Re: [PATCH] fs/splice: don't block splice_direct_to_actor() after data was read

From: Max Kellermann
Date: Wed Sep 20 2023 - 14:16:24 EST


On Wed, Sep 20, 2023 at 7:28 PM Jens Axboe <axboe@xxxxxxxxx> wrote:
> I think adding the flag for this case makes sense, and also exposing it
> on the UAPI side.

OK. I suggest we get this patch merged first, and then I prepare a
patch for wiring this into uapi, changing SPLICE_F_NOWAIT to 0x10 (the
lowest free bit), add it to SPLICE_F_ALL and document it.

(If you prefer to have it all in this initial patch, I can amend and
resubmit it with the uapi feature.)

> My only concern is full coverage of it. We can't
> really have a SPLICE_F_NOWAIT flag that only applies to some cases.

The feature is already part of uapi - via RWF_NOWAIT, which maps to
IOCB_NOWAIT, just like my proposed SPLICE_F_NOWAIT flag. The semantics
(and the concerns) are the same, aren't they?

> That said, asking for a 2G splice, and getting a 2G splice no matter how
> slow it may be, is a bit of a "doctor it hurts when I..." scenario.
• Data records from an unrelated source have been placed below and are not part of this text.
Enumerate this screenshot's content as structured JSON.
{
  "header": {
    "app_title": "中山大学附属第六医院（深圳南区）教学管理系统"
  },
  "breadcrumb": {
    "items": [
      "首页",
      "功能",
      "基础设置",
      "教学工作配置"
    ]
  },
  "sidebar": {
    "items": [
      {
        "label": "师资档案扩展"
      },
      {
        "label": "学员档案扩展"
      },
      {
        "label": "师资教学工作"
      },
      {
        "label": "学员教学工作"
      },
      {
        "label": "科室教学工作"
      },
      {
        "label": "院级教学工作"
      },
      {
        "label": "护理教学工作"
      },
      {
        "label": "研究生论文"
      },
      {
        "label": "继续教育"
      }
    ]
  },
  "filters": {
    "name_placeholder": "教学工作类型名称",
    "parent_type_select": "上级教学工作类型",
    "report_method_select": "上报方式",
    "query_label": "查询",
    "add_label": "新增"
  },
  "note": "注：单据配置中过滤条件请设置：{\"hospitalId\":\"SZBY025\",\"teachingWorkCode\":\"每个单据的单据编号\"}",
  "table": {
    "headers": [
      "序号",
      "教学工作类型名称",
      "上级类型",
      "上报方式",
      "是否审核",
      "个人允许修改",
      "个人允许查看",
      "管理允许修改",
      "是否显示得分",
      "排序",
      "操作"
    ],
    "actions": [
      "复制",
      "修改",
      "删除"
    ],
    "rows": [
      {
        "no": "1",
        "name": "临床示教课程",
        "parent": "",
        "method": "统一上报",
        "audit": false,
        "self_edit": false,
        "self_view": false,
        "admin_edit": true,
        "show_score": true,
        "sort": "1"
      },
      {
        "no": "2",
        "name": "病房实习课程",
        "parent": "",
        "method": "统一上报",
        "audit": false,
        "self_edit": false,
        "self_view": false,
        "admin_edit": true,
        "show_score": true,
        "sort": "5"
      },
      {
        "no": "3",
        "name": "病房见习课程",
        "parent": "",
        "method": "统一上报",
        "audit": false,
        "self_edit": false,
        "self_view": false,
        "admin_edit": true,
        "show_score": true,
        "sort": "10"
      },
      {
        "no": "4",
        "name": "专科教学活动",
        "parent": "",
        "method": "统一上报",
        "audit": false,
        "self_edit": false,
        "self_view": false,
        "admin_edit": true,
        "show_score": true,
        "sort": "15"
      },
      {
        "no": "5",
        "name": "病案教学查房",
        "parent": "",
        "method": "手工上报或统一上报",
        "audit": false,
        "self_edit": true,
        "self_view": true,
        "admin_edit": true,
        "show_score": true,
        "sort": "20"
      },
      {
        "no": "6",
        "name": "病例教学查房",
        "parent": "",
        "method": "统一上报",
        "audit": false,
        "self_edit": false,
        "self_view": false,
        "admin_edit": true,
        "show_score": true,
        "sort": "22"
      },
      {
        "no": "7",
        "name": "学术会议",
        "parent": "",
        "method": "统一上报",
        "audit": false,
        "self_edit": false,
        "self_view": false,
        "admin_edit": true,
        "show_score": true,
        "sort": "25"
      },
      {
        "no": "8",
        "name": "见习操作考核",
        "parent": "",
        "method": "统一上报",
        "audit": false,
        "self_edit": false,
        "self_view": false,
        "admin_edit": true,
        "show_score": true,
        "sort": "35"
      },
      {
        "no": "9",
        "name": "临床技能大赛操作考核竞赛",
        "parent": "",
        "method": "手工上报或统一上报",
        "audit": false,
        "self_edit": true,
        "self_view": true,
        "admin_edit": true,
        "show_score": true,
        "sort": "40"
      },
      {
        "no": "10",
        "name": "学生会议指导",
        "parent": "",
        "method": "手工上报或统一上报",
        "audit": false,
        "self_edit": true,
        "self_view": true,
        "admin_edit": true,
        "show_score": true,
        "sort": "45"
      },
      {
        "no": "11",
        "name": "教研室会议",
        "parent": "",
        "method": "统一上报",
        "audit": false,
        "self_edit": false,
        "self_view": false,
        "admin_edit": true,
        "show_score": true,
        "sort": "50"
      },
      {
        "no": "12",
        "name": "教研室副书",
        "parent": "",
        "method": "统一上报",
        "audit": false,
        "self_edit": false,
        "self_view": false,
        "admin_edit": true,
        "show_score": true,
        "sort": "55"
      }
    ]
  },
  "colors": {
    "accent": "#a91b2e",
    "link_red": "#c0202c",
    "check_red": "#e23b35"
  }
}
I understand this argument, but I disagree. Compare recv(socket) with
read(regular_file).
A read(regular_file) must block until the given buffer is filled
completely (or EOF is reached), which is good for some programs which
do not handle partial reads, but other programs might be happy with a
partial read and prefer lower latency. There is preadv2(RWF_NOWAIT),
but if it returns EAGAIN, userspace cannot know when data will be
available, can't epoll() regular files. There's no way that a read()
returns at least one byte, but doesn't wait for more (not even with
preadv2(), unfortunately).
recv(socket) (or reading on a pipe) behaves differently - it blocks
only until at least one byte arrives, and callers must be able to deal
with partial reads. That's good for latency - imagine recv() would
behave like read(); how much data do you ask the kernel to receive? If
it's too little, you need many system calls; if it's too much, your
process may block indefinitely.

read(regular_file) behaves that way for historical reasons and we
can't change it, only add new APIs like preadv2(); but splice() is a
modern API that we can optimize for how we want it to behave - and
that is: copy as much as the kernel already has, but don't block after
that (in order to avoid huge latencies).

My point is: splice(2G) is a very reasonable thing to do if userspace
wants the kernel to transfer as much as possible with a single system
call, because there's no way for userspace to know what the best
number is, so let's just pass the largest valid value.

Max